Dieter Ilg. Foto: Till Brönner

Dieter Ilg. Foto: Till Brönner

Vier Musiker mit (mindestens) vier Saiten

Mit der Stanley Clarke Band, der Richard Bona Group, dem Renaud García-Fons sowie dem Dieter Ilg Trio hält die Jazzparty II am 5. November in Ingolstadt gleich vier der weltbesten Bassisten parat.

Mit den Gastspielen der Stanley Clarke Band, der Richard Bona Group, dem Renaud García-Fons und dem Dieter Ilg Trio ist die Jazzparty II in diesem Jahr als „Bass Night“ überschrieben – und setzt neue Maßstäbe für Freunde der tiefen Frequenzen.

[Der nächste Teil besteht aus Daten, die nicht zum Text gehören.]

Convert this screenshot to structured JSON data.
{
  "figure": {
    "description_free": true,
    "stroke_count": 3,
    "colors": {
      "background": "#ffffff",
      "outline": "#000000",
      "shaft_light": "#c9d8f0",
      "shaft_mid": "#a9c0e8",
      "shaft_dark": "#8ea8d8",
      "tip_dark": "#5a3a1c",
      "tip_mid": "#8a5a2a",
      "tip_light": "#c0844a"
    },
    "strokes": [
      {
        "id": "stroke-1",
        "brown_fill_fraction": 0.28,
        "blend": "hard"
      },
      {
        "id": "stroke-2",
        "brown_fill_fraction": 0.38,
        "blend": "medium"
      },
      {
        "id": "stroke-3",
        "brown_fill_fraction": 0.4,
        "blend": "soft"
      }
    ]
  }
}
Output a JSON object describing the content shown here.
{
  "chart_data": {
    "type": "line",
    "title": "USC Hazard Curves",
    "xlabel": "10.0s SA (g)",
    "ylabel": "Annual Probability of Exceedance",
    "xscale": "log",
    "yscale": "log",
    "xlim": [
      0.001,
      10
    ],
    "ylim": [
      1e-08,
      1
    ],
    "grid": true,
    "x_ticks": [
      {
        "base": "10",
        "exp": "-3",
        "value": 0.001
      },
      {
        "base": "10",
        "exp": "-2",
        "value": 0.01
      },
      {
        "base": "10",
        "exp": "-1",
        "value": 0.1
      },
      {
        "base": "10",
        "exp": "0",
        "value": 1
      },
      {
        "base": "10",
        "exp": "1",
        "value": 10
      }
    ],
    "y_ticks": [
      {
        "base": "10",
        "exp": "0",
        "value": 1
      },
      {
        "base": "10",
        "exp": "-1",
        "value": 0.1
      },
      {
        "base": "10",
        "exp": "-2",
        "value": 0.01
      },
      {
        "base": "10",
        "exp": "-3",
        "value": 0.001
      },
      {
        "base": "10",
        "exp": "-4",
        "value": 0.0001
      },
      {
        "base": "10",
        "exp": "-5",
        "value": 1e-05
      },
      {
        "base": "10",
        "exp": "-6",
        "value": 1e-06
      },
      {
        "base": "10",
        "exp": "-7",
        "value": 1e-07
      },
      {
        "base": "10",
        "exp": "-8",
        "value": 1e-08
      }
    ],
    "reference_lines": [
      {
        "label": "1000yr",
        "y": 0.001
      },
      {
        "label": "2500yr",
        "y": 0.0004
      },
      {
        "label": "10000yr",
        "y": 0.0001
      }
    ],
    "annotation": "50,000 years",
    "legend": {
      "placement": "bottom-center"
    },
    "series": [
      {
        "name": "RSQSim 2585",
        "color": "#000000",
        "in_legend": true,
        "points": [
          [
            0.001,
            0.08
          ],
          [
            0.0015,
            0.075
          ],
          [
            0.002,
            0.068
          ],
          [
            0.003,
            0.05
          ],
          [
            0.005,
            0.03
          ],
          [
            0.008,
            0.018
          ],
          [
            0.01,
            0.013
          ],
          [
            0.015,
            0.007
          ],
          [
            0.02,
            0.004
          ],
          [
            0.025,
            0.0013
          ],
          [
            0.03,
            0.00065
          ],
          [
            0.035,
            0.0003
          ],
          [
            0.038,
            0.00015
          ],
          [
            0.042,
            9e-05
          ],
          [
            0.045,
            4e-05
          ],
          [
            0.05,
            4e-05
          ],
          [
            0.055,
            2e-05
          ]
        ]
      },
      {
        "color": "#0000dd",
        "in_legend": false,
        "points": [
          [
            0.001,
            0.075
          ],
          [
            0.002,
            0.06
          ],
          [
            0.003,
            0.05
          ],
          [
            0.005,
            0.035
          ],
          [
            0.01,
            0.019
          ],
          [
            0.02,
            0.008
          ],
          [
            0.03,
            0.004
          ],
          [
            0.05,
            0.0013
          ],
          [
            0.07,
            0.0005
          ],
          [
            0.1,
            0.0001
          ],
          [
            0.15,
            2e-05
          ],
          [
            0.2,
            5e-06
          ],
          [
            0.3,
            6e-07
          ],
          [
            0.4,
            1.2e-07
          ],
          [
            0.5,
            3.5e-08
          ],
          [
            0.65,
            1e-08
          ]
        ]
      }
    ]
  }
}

Jan Rottau, künstlerischer Leiter der Ingolstädter Jazztage, freut sich über die klanglich tiefergelegte Performance: „Doch nicht nur Bass-Fans kommen hier auf ihre Kosten. Zum einen sind die Bands hochkarätig besetzt, zum anderen bieten die vier Acts höchst unterschiedliche Klänge.“  

Wer Bass sagt, denkt an Stanley Clarke. Der aus Philadelphia stammende Musiker und Grammy-Preisträger gehört nicht nur zu den Pionieren des Fusion, er ist auch maßgeblich für die Emanzipation des Basses in der zeitgenössischen Musik verantwortlicht. Clarke arbeitete seit Karrierebeginn in den frühen 70er Jahren mit Künstlern wie Billy Cobham, George Duke, Jeff Beck und Herbie Hancock zusammen; mit der Band Return To Forever (u.a. Chick Corea, Al Di Meola) und Solo-Alben wie „School Days“ setzte er Meilensteine im Jazz-Rock. Gemeinsam mit seinen drei jungen Begleitern – darunter Wunder-Drummer Michael Mitchell – bringt er live regelmäßig technische Perfektion und überbordende Spielfreude auf einen Nenner.  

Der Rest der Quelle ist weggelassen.